The challenges that Berlin Cures faced in testing BC 007 among people with long Covid are familiar to researchers and patient-advocates who studied ME, POTS, and other similar complex chronic diseases before Covid-19 emerged. These researchers offer solutions: Clinical trials should carefully stratify their participants, and designing trials in collaboration with people who have lived experience is key.

Helen Brownlie, a patient-researcher with ME in the U.K. who has followed clinical trials for decades, said the Berlin Cures saga reminded her of past ME trials. While ME has been researched in some form for nearly a century, the disease is under-prioritized by governments compared to its burden on patients. There is no accepted biomarker or diagnostic test, and some researchers and advocates disagree about how to define it, especially when including people diagnosed with the older and broader term “chronic fatigue syndrome.”

Randomized controlled trials, the gold standard in medical evidence, are designed for “when you have a well-delineated disorder, a well-established protocol for treating that disorder with a robust evidence base, and then a new drug that you want to compare” to the existing paradigm, Brownlie said. For ME, all of this is “nonexistent.”

And the challenge only intensifies with long Covid: People with the disease are generally unified in that all can trace their symptoms back to a SARS-CoV-2 infection, but beyond that, symptoms and potential biological mechanisms vary widely. Subgroups under the long Covid umbrella aren’t yet clearly defined, and long Covid also lacks a diagnostic test or biomarker.

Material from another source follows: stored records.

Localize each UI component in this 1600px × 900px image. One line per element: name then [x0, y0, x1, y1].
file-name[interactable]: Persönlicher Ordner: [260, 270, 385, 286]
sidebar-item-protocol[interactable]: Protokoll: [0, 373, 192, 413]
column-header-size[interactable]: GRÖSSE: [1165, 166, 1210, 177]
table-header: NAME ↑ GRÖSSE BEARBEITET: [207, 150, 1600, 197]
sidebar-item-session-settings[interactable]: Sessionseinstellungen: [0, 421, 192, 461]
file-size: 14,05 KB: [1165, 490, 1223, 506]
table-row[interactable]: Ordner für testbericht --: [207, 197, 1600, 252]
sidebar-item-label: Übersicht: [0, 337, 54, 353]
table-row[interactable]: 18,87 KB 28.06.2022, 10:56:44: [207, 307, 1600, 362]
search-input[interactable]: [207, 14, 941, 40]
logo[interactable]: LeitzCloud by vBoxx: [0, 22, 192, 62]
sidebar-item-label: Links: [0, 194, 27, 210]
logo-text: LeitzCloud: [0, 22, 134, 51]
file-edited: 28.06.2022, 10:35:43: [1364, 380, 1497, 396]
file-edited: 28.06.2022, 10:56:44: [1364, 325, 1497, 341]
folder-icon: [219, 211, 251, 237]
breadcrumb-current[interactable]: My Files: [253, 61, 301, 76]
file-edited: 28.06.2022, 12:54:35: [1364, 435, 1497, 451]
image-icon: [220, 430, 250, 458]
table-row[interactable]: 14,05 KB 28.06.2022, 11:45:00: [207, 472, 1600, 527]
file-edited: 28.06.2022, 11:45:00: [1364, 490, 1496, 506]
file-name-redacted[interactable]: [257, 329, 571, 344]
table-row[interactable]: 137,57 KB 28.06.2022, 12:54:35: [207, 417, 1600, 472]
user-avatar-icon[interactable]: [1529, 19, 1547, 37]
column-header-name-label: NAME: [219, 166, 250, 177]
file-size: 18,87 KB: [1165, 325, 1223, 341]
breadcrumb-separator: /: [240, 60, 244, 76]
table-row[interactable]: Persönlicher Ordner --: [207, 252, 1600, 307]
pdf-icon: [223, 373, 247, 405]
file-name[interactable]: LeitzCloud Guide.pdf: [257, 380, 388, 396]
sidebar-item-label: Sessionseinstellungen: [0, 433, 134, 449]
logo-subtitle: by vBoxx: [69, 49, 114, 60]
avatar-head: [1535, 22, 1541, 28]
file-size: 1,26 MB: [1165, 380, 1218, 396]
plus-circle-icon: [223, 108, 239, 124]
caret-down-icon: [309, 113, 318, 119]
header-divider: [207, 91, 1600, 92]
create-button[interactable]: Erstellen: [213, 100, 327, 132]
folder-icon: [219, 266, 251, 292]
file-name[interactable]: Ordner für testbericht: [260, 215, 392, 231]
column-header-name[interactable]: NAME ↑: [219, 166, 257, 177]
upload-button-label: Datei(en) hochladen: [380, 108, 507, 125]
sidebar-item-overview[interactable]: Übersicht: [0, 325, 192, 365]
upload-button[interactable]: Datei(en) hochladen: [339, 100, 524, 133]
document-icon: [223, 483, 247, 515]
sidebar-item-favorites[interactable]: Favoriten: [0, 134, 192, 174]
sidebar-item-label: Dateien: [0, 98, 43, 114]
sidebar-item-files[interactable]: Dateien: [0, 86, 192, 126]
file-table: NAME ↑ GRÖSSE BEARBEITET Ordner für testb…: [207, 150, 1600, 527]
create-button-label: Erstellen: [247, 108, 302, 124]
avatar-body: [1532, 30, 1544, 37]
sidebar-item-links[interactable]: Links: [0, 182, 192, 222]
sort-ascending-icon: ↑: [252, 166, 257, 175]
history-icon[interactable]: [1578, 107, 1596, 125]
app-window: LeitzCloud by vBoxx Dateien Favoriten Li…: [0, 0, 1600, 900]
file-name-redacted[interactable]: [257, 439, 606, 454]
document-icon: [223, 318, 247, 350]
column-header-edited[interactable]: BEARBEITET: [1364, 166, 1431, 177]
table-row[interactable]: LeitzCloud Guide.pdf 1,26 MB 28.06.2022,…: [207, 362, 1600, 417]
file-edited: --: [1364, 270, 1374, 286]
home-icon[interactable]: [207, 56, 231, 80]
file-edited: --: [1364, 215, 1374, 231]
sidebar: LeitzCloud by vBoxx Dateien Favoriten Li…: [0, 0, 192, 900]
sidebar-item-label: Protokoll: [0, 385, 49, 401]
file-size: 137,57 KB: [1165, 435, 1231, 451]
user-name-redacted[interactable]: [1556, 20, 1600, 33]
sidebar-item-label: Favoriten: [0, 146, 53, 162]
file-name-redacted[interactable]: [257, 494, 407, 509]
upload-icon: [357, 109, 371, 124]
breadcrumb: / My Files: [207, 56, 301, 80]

But clinical trials are crucial, because millions of people are dealing with debilitating symptoms. For now, experts like Brownlie recommend smaller trials that match patients who meet a specific biological profile with treatments that are likely to help in their specific case. Rather than “take a broad brush,” researchers should “differentiate,” she said.

The Patient-Led Research Collaborative (PLRC), a group of scientists who live with long Covid and have led foundational research into the disease, makes similar recommendations. In a brief of clinical trial guidelines submitted in response to a request for information from the RECOVER-Treating Long Covid initiative, the group recommended “starting with smaller signal-finding trials” that can inform larger studies. Other leading long Covid researchers are thinking this way, too, as shown by recent talks at symposia led by PLRC and the PolyBio Research Foundation.

The collaborative also urges researchers to guard against post-exertional malaise. “All tests of all types should be considered that they may induce PEM, and methods to care for patients in the aftermath should be implemented,” PLRC recommended in their brief.

Additionally, given how severe long Covid can be for some people, patient-advocates have called for decentralized study methods, in which medications and other supplies are mailed to participants, or where researchers travel to participants, rather than participants being made to come to them.

Above all, people with long Covid say that including their feedback in all stages of the scientific process will make for more effective studies. “I think that involving people with long Covid and ME/CFS directly in the planning stages would help ensure that the tools and methods used truly reflect our real-life experiences and challenges,” Berlin Cures participant Emma said.

Despite all the challenges and disappointments of the Berlin Cures trial, participant Jakob said he “would do it again,” because taking part in trials “is the only way we can defeat this disease with new medication.”